Das Bundesamt für Verfassungsschutz (BfV) hat in einer aktuell bekanntgegebenen Erklärung die Partei Alternative für Deutschland (AfD) offiziell als „gesichert rechtsextremistisch“ eingestuft. Zentral für diese Bewertung sind Verstöße der AfD gegen grundlegende Prinzipien wie Menschenwürde, Rechtsstaatlichkeit und Demokratie.
Am 2. Mai 2025 äußerte der Inlandsgeheimdienst, dass sich die Verdachtsmomente hinsichtlich verfassungsfeindlicher Bestrebungen der AfD erhärtet haben. „Gemäß unserem gesetzlichen Auftrag mussten wir das Verhalten der Partei anhand der wesentlichen verfassungsrechtlichen Prinzipien prüfen. Es wurden nicht nur die Programmatik und offiziellen Verlautbarungen der Bundespartei beurteilt, sondern auch die Äußerungen und Verhaltensweisen ihrer Repräsentanten sowie deren Verbindungen zu rechtsextremistischen Gruppierungen“, wurde in der Pressemeldung erläutert.
Bislang war die AfD auf Bundesebene lediglich als „rechtsextremistischer Verdachtsfall“ gekennzeichnet. Ab jetzt wird die gesamte Organisation als verfassungsfeindlich betrachtet, eine Klassifizierung, die bisher ausschließlich für die Landesverbände in Thüringen, Sachsen und Sachsen-Anhalt galt.
Nach Angaben von Sinan Selen und Silke Willems, den Vizepräsidenten des BfV, liegt ein entscheidender Grund für die Einstufung darin, dass „die Äußerungen und Positionen der Parteispitze und führender AfD-Vertreter gegen das Prinzip der Menschenwürde verstoßen“. Sie betonten: „Wir sind zu der Überzeugung gekommen, dass die AfD klar rechtsextremistische Bestrebungen verfolgt.“
Diese Bewertung deckt sich auch mit den Feststellungen des Redaktionsnetzwerks Deutschland (RND): „Das von der Partei vertretene ethnisch-abstammungsbezogene Volksverständnis steht nicht im Einklang mit unserer freiheitlichen demokratischen Grundordnung. Es zielt darauf ab, bestimmten Bevölkerungsgruppen die gleichberechtigte gesellschaftliche Teilhabe zu verweigern.“ Weiterhin wird besonders kritisiert, dass die AfD Menschen mit Migrationshintergrund aus bestimmten Ländern als Bürger zweiter Klasse betrachtet.
Die AfD fördert weiterhin eine konstante Agitation gegen Geflüchtete, Muslime und andere Minderheitengruppen. Spitzenfunktionäre der Partei haben häufig Vorurteile und Stereotypen wie den Begriff „Messermigranten“ verbreitet oder eine pauschale, kulturell begründete Neigung zu Gewalt unterstellt.

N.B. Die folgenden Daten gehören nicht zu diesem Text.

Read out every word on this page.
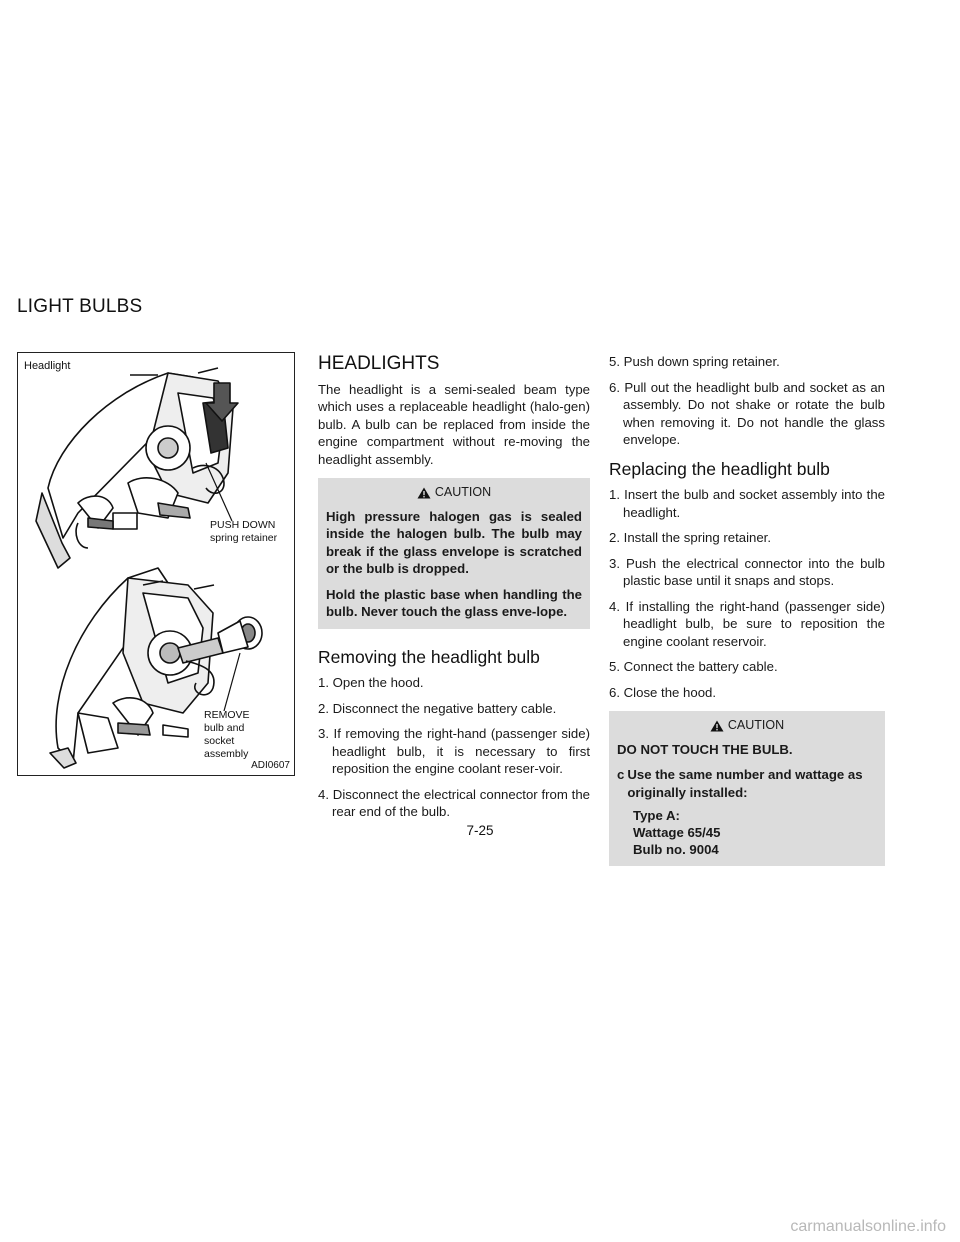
LIGHT BULBS
Headlight
PUSH DOWN
spring retainer
REMOVE
bulb and
socket
assembly
ADI0607
HEADLIGHTS

The headlight is a semi-sealed beam type which uses a replaceable headlight (halo-gen) bulb. A bulb can be replaced from inside the engine compartment without re-moving the headlight assembly.

CAUTION

High pressure halogen gas is sealed inside the halogen bulb. The bulb may break if the glass envelope is scratched or the bulb is dropped.

Hold the plastic base when handling the bulb. Never touch the glass enve-lope.

Removing the headlight bulb
1. Open the hood.
2. Disconnect the negative battery cable.
3. If removing the right-hand (passenger side) headlight bulb, it is necessary to first reposition the engine coolant reser-voir.
4. Disconnect the electrical connector from the rear end of the bulb.
5. Push down spring retainer.
6. Pull out the headlight bulb and socket as an assembly. Do not shake or rotate the bulb when removing it. Do not handle the glass envelope.
Replacing the headlight bulb
1. Insert the bulb and socket assembly into the headlight.
2. Install the spring retainer.
3. Push the electrical connector into the bulb plastic base until it snaps and stops.
4. If installing the right-hand (passenger side) headlight bulb, be sure to reposition the engine coolant reservoir.
5. Connect the battery cable.
6. Close the hood.
CAUTION

DO NOT TOUCH THE BULB.

c Use the same number and wattage as originally installed:
Type A:
Wattage 65/45
Bulb no. 9004
7-25
carmanualsonline.info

Die „Süddeutsche Zeitung“ erklärt, dass die Einstufung als „gesichert rechtsextrem“ den Einsatz von nachrichtendienstlichen Überwachungsmethoden erleichtert, wie etwa Observationen, Telefonüberwachungen und das Anwerben von Informanten. Zustimmung für solche Maßnahmen jedoch „bedarf der vorherigen Zustimmung durch die G10-Kommission des Deutschen Bundestags“, fügt die „Tagesschau“ der ARD hinzu.
Hintergrundinformationen von T-Online erläutern, dass die AfD bereits vorher durch Gerichte in Köln und Nordrhein-Westfalen unter Beobachtung gestellt wurde, wobei im Laufe der Zeit die Beweise für die verfassungsfeindlichen Aktivitäten sich verdichteten.
Schließlich ist zu erwähnen, dass die AfD bereits seit 2019 unter Beobachtung steht und die jüngsten Bewertungen auf umfangreichen Untersuchungen und einem über 1.100 Seiten starken Gutachten basieren, die den verfassungsfeindlichen Charakter der Partei untermauern.
Zum Interesse der Öffentlichkeit an einem möglichen Verbot der AfD zeigt eine Umfrage, dass 52 Prozent der Deutschen gegen ein solches Verbot sind.